Sierra de Toloño () is a mountain range of the Sierra de Cantabria, located in the province of Álava in the Basque Country, northern Spain.

From the west, the range rises from the Conchas de Haro where the River Ebro enters the region of La Rioja at 445 metres above sea level, and from there runs east forming the northern border of the Rioja Alavesa, separating the Rioja region from the rest of Álava. Its highest point is Mount Toloño at 1271 metres above sea level in the municipality of Labastida. 

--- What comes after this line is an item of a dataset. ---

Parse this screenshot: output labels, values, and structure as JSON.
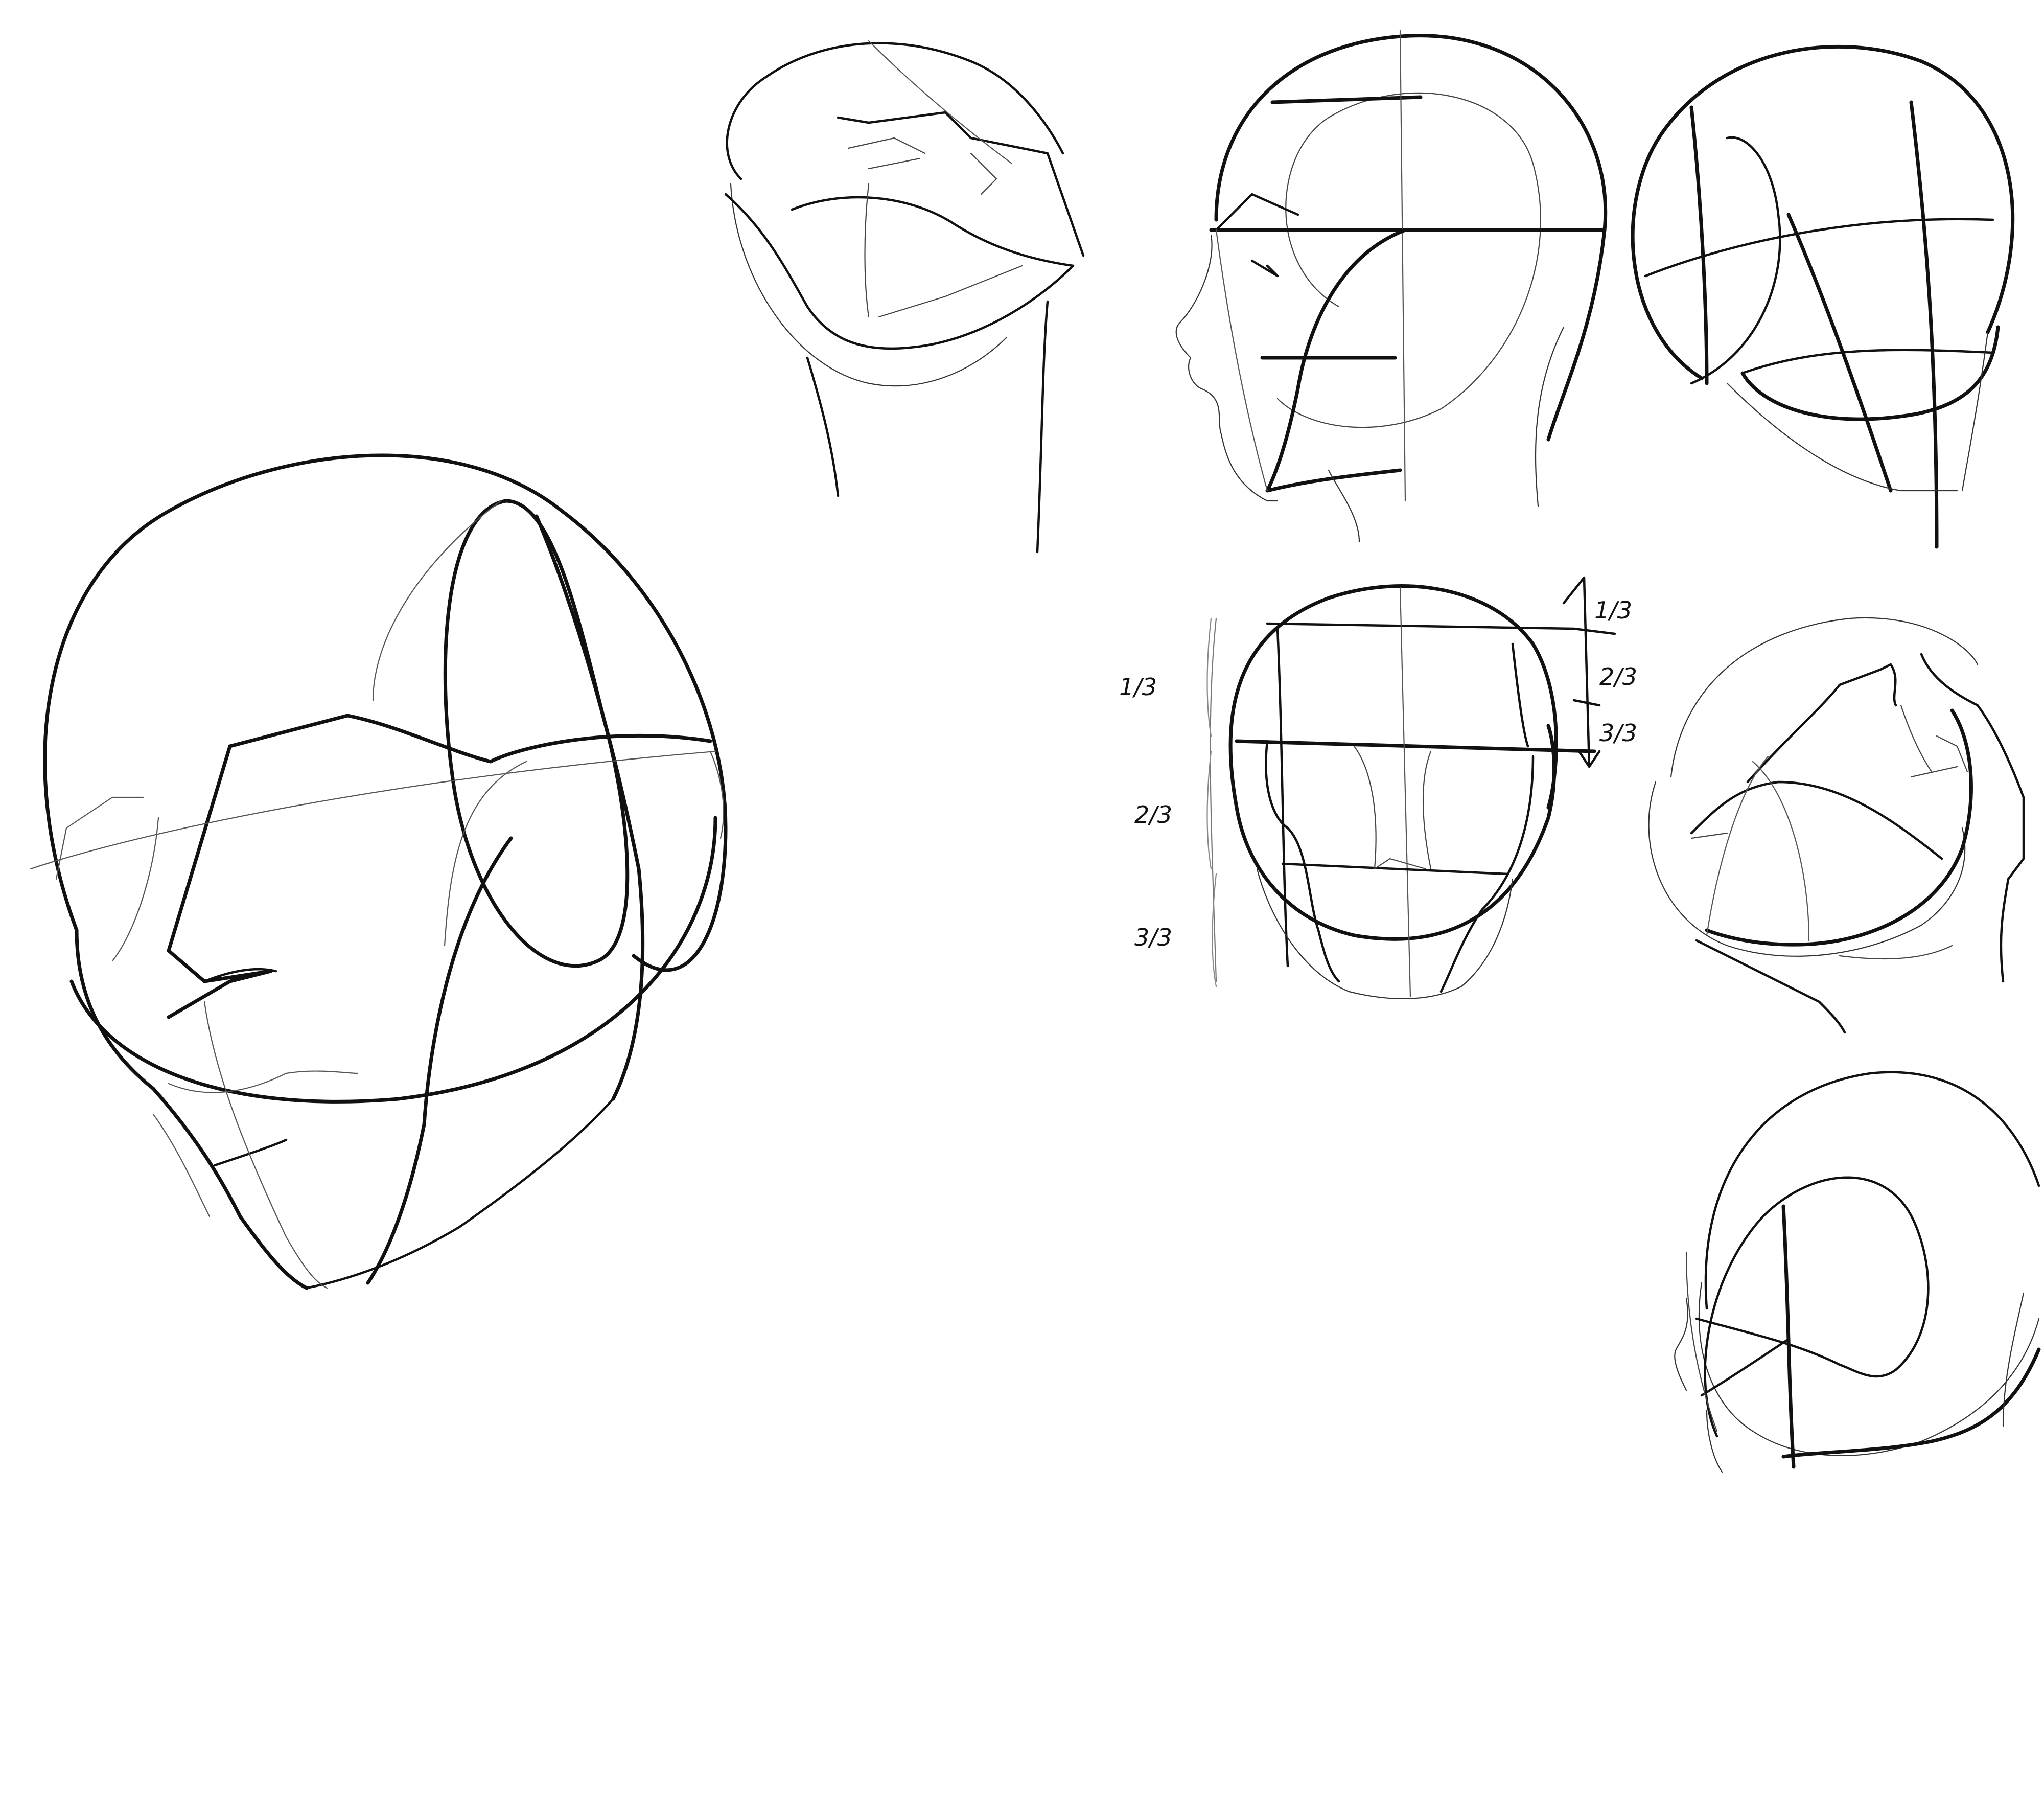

It is noted for its steep rock faces on the southern side, and extensive forests in the north. The range is a landmark visible throughout the region.

Peaks

From west to east:
Peña Las Doce (1252 m): "twelve o'clock peak", the name comes from  the shadow it creates at midday. 
La Tortuga (1255 m): "the tortoise", named for the shape of the rock at its peak.
Peña del Castillo (1262 m): so called because a small castle was once situated here. Access is difficult. 
Toloño (1271 m): some 20 metres further to the east of this peak is the border with the province of La Rioja. 
Peña del León (1206 m): part of La Rioja
Azkorri or Colorada (1218 m)

Fauna
The mountain range, together with the Obarenes Mountains, form an EU special protection area for birds of prey. Resident species in these mountains include the golden eagle, peregrine falcon, Griffon vulture, Egyptian vulture, Eurasian eagle-owl, Bonelli's eagle, red kite and common kestrel.

Other larger mammals such as the roe deer, red fox and wild boar can occasionally be seen. At least 68 species of flowering plants have been identified.

Monastery of Santa María del Toloño
The ruins of the Monastery of Santa María de Toloño are located in a meadow at 1201 metres above sea level. It was abandoned in 1422.